As with a well crafted beer, the album’s depth is not revealed at first taste. Returning again and again, the subtleties not immediately apparent rise to the surface as it lingers on the palate. The more time spent with Vhol, the more its true character shines through. The four basic ingredients necessary for this concoction cannot become such a potent brew all on their own. Passion, drive, and willingness to push boundaries are all imbued into VHOL, fermenting the album into the unique experience that it is
Each member’s contribution is showcased, making the album more than simply a side project. Sheie’s bass growls like an empty stomach throughout while also becoming the focal point for periods. Cobbett’s superb songwriting makes the listener’s ears dance like marionettes, propelling the album and giving it its artful soul.

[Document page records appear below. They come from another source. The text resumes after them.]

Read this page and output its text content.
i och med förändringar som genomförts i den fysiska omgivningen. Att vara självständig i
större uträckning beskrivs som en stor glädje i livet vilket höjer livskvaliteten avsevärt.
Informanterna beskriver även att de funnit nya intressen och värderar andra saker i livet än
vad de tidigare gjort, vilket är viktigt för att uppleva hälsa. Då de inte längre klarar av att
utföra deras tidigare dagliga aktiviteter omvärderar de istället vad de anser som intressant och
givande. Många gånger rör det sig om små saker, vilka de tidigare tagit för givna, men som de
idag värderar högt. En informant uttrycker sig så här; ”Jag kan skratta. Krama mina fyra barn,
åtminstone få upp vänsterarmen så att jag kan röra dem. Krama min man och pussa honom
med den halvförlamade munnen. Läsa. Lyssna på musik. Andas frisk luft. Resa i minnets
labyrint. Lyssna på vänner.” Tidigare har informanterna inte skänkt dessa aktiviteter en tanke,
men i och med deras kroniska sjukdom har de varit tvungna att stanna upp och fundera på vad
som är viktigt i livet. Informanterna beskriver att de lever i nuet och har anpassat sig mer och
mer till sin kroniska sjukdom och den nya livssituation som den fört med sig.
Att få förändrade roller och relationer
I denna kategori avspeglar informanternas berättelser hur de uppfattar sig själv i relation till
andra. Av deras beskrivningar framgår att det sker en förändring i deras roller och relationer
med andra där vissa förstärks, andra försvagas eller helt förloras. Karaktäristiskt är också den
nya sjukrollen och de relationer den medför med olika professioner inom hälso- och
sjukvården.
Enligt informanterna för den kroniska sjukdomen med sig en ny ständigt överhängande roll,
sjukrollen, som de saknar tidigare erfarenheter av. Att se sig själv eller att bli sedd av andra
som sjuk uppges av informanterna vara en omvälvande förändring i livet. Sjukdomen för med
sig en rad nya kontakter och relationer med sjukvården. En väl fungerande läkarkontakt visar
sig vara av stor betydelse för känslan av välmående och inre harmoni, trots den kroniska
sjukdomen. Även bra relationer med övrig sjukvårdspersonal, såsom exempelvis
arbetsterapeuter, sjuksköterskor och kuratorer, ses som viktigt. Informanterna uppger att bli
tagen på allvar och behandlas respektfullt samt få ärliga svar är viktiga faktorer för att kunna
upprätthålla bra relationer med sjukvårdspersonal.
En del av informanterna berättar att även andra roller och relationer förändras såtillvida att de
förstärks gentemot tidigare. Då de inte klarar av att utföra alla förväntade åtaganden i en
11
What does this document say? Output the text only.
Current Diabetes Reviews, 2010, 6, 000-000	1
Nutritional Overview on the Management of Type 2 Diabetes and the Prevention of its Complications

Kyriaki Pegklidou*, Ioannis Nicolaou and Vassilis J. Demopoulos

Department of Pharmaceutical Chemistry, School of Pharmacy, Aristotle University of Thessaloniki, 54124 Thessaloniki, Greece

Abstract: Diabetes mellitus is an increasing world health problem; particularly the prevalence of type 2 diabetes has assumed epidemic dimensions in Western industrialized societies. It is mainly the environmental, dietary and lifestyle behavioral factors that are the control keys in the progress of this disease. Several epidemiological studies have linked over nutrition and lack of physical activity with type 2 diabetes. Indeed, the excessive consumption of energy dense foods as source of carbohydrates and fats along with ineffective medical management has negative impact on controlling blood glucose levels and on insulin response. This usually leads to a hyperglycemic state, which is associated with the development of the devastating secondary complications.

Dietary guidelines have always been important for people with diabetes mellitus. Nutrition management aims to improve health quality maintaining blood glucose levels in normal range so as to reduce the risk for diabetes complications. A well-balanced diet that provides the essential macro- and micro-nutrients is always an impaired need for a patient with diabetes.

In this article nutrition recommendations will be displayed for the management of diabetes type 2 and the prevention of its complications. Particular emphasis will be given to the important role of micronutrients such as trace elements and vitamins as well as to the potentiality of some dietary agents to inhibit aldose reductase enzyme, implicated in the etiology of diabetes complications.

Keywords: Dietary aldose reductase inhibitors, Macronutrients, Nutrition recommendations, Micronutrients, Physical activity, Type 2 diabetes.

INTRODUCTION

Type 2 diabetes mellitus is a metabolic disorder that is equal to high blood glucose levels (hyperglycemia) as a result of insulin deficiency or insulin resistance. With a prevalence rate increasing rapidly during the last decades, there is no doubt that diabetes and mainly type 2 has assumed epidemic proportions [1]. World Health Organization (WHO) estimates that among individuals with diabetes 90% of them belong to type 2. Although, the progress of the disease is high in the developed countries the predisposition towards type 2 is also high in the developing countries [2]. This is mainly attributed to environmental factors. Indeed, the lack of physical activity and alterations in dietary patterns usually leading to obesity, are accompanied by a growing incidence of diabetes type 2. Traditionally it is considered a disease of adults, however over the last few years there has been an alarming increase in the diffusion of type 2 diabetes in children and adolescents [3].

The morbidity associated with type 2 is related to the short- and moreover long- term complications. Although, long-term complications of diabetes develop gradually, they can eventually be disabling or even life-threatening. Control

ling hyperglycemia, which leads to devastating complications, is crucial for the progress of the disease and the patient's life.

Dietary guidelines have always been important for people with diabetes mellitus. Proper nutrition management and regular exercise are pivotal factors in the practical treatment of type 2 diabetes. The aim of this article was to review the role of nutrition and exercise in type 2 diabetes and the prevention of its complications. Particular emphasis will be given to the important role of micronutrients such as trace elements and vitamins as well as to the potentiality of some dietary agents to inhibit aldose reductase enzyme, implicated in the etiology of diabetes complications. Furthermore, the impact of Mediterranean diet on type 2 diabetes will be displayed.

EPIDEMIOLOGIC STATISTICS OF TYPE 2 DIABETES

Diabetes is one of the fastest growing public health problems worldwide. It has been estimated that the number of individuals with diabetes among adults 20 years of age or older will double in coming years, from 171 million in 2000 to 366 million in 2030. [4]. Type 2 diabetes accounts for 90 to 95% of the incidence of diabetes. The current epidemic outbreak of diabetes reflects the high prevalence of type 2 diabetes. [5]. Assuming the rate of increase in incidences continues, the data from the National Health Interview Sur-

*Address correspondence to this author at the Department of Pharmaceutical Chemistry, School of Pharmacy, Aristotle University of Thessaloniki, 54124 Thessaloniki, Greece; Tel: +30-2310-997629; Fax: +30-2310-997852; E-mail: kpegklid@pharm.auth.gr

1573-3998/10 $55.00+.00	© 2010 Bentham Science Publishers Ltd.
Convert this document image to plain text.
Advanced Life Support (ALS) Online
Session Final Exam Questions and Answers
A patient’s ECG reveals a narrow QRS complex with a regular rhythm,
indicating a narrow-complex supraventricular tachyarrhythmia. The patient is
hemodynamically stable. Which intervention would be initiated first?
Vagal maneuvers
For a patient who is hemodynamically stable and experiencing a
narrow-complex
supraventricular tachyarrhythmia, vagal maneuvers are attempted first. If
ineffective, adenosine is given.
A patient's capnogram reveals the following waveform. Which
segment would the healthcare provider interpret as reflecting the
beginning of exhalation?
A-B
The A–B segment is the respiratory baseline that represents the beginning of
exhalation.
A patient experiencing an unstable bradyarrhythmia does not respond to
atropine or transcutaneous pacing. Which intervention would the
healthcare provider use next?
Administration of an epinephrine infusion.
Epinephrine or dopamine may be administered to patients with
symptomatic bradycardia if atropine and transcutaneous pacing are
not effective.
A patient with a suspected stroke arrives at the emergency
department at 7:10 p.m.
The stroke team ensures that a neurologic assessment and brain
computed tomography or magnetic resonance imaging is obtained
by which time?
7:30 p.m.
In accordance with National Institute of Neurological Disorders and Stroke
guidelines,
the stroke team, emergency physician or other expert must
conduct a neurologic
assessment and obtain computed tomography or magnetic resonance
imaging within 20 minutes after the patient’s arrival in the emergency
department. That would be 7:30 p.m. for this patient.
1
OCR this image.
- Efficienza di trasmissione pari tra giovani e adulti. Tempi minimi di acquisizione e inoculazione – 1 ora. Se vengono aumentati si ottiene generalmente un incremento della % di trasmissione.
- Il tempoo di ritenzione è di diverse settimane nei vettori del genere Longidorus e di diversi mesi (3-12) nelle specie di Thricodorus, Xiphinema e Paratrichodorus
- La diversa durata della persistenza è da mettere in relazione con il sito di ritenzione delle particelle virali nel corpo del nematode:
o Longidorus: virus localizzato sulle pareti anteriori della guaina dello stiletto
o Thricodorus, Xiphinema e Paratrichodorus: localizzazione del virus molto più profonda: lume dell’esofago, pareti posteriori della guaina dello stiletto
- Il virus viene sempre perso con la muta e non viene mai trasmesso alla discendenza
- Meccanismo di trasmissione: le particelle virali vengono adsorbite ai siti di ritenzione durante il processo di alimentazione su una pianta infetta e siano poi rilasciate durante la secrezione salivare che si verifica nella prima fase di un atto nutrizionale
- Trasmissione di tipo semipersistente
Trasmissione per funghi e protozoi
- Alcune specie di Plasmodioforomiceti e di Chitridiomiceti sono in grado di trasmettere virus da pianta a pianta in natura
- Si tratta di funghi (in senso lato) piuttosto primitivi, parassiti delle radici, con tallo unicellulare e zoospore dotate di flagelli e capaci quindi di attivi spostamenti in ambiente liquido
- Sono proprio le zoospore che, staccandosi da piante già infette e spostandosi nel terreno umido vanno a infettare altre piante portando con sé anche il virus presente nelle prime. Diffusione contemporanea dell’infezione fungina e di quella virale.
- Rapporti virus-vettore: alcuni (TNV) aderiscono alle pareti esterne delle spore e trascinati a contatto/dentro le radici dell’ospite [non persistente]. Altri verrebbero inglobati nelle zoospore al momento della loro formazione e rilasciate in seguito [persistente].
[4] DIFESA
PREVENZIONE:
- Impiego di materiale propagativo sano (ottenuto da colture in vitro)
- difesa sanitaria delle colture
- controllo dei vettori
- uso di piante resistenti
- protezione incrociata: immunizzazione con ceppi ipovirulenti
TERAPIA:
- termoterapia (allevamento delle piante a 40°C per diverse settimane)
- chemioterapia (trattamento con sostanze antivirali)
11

Dekker makes the absolute most of what sounds like a minimal kit, as volatile and dangerous as a runaway train yet able to rein it in when called for. That talent provides the backdrop for the inimitable Mike Scheidt. Scheidt’s familiar clean warble cannot be missed. However, he pushes beyond the expected, layering fierce screams and haunting howls into his repertoire. His voice on the closing track is especially resplendent.
Nowhere on the album does everything come together better than “Arising.” Dekker lays down a gnarly punk beat with Cobbett and Sheie thrashing away like it is 1983 and Scheidt howling with utter conviction. Cobbett’s solos sound much like his work with Hammers of Misfortune during the extended jam section of the track. It’s the least blackened of the tracks but it’s also the most cohesive, displaying the chemistry of VHOL with undeniable clarity. It’s feral. It’s belligerent. It’s beautiful.
Vhol is a most satisfying coalescence of four inarguable talents into an entity that feels stripped down to the primal level yet is far more expansive than it appears. Craft beer may sour as it ages beyond a certain point but this is not the case with Vhol. It’s more like wine, getting better as time wears on, each taste surpassing the last. One can only hope that this isn’t a limited edition and VHOL have only just begun.